$a! + b! = 2^n$, find $a,b,n$
My obseravtions thus far:
If we try all combination with the numbers 2 to 4, we get following solutions:
(1,1,1), (2,2,2), (2,3,3),(3,2,3)
Are there more solutions and how to find them?
On
I guess I would do: wolog $b < a$ so $a! + b! = b!([a-b]! + 1) = 2^n$.
If $b \ge 3$ then $3|b!([a-b]! + 1)=2^n$ but that's impossible. So $b \le 2$.
Also the only factor of $2^n$ are powers of $2$ so $[a-b]! + 1 = 2^m$ so $[a-b]! = 2^m -1$ which is an odd number if $m > 0$. But if $[a-b] \ge 2$ then $[a-b]!$ is even.
So . . . Putting that together.
$b = 0,1,2$.
If $b = 0$ or $1$ then $b!([a-b]! + 1) = (a! + 1)=2^n$ so $a! = 2^n-1$. If $n =0$ then $a!=0$ which is impossible. If $n \ge 1$ then $a!$ is odd so $a=0$ or $1$.
And for $a=b=0$ or $b=0; a=1$ or $a=b=1$ we have $a! + b! = 2$ so $n=1$.
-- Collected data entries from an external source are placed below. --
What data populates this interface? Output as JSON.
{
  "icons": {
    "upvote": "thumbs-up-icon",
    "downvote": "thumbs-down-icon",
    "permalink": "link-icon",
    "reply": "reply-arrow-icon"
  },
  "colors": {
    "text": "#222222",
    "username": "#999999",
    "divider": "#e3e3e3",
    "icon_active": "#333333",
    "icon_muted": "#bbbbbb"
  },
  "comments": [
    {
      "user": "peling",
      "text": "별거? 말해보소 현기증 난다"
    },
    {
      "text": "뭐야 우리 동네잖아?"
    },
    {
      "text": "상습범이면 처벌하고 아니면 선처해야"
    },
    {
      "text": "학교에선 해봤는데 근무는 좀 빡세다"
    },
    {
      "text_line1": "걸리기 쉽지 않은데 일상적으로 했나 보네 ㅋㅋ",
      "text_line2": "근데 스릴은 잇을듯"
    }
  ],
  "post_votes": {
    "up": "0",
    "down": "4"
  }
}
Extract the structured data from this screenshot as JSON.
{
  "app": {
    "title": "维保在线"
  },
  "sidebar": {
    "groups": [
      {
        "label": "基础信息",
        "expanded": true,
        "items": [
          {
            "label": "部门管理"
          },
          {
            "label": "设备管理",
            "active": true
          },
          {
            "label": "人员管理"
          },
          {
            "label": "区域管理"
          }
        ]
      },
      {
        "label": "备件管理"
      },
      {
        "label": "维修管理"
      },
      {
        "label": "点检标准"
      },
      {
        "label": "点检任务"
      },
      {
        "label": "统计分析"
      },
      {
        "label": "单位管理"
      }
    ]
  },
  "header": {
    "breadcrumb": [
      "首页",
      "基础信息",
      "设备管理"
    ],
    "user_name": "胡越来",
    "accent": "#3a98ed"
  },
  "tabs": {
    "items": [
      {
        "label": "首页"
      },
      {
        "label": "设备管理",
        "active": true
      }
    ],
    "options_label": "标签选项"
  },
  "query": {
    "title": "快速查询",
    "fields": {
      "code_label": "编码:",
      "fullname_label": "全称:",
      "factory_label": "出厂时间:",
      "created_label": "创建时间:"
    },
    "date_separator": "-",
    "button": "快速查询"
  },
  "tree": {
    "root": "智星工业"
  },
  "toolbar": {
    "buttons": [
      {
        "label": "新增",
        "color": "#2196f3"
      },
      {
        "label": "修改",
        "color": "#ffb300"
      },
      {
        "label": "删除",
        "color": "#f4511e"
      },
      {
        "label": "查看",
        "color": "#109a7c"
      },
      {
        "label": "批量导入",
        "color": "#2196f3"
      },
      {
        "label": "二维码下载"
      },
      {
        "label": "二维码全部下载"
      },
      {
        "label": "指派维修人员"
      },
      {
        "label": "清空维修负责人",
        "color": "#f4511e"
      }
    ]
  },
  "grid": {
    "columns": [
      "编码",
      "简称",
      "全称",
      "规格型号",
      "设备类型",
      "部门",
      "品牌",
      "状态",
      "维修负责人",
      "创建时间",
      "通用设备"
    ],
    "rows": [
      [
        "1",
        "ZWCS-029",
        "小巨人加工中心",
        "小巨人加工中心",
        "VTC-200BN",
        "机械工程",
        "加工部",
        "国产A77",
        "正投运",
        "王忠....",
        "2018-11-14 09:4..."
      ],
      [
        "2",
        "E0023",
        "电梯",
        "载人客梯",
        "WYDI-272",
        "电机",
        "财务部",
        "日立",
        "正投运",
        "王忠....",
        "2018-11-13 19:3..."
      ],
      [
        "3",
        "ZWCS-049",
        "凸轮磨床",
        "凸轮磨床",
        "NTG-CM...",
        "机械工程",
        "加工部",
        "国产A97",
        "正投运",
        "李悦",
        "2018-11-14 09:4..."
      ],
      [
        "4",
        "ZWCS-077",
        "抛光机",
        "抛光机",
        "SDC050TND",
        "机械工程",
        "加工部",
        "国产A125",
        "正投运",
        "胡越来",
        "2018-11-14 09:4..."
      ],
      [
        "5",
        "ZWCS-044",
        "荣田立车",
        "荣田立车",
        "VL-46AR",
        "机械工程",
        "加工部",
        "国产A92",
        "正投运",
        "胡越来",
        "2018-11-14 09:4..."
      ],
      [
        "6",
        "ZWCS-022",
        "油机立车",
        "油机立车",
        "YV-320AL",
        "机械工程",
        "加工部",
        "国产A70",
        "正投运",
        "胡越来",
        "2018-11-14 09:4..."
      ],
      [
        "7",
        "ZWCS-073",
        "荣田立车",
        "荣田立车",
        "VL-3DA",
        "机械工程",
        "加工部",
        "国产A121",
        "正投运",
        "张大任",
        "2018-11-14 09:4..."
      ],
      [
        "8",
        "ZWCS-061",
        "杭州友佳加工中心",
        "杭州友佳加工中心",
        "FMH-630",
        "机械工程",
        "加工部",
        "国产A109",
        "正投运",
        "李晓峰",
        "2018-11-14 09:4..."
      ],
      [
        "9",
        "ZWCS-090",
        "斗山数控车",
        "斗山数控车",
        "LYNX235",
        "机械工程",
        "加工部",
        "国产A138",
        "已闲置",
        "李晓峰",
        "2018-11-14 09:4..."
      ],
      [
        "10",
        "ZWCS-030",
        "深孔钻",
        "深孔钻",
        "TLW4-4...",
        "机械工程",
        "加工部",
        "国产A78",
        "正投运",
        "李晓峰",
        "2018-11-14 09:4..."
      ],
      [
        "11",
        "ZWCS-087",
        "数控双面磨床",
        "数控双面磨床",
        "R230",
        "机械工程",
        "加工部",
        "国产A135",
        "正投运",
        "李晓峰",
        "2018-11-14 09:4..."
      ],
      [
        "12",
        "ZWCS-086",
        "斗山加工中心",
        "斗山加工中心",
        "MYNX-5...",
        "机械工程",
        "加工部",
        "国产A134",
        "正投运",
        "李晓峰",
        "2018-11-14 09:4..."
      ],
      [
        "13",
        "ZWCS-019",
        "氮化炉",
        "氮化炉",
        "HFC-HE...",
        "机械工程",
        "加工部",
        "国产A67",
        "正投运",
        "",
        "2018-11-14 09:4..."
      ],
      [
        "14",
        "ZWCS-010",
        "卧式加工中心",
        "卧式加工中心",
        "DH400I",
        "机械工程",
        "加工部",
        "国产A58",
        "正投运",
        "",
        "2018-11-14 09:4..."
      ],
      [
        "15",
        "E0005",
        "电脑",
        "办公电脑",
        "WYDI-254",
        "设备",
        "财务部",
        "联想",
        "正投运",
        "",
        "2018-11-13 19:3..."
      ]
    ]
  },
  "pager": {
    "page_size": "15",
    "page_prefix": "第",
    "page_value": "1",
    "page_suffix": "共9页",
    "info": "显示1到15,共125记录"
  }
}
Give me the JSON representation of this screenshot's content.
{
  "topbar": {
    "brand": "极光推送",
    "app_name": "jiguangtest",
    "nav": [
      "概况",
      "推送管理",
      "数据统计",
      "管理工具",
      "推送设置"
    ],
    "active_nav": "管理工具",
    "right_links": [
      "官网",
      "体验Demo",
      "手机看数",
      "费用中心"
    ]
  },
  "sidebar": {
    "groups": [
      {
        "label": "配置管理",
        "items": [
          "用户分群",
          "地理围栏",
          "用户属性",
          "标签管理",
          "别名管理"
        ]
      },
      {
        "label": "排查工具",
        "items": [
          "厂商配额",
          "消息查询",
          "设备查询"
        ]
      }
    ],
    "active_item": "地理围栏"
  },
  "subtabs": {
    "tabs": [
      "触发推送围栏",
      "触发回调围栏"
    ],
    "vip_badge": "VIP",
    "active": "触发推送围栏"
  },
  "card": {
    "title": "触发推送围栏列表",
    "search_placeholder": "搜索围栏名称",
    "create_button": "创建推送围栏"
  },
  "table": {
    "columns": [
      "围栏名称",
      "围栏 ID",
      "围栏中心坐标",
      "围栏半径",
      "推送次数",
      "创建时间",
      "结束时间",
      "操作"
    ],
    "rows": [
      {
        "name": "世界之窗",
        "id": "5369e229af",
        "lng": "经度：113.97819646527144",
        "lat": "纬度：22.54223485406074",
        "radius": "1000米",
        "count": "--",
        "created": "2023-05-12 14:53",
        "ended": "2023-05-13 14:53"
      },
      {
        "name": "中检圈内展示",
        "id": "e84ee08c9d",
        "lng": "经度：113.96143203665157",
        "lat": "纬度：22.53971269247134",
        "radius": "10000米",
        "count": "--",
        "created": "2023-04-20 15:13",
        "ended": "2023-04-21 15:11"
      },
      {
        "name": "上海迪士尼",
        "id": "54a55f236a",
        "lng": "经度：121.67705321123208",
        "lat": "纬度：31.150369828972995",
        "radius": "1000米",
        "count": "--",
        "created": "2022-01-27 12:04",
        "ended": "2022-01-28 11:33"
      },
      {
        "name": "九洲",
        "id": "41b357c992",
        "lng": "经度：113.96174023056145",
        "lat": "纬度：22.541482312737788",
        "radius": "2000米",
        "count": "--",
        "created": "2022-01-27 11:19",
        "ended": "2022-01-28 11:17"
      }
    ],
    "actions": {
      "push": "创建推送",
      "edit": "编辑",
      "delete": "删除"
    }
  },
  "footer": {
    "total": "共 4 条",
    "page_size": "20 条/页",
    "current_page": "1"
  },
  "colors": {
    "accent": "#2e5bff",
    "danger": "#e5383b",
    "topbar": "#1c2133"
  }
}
If $b=2$ then $b!([a-b]! + 1)=2([a-2]! + 1) = 2^n$ so $[a-2]! =2^{n-1} -1$. And be the same reasoning as above $a-2 = 0$ or $1$ so $a = 2$ or $a = 3$.
If $a = 3$ then $a! + b! = 8$ so $n =3$.
And if $a = 2$ and $b=2$ we have $a! + b! = 4$ and $n =2$.
So the solutions are
$(a,b,c) = (0,0,1), (0,1,1),(1,0,1),(1,1,1),(2,2,2),(2,3,2),(3,2,3)$.
There are no other solutions in $\mathbb N = \{ 1, 2, \dots \}$. There are a few more if you allow $0 \in \mathbb N$.
Indeed, we may assume that $a\le b$. Then $2^n = a! + b! = (a!)(1+c)$ and so $a!$ divides $2^n$. Therefore, $a!=1$ or $a!=2$, and so $a=1$ or $a=2$.
If $a=1$, then $b! = 2^n-1$ is odd and so $b!=1$, that is $b=1$. Then $n=1$.
If $a=2$, then $b! = 2^n-2 = 2(2^{n-1}-1)$ is even but not a multiple of $4$. Therefore, $b\le 3$.
If $a=2$ and $b=1$, then $a!+b!=3$, not a power of $2$.
If $a=2$ and $b=2$, then $a!+b!=4=2^2$, and so $n=2$.
If $a=2$ and $b=3$, then $a!+b!=8=2^3$, and so $n=3$.
If you allow $0 \in \mathbb N$, then you also get $(a,b,c)=(0,0,1), (0,1,1), (1,0,1)$.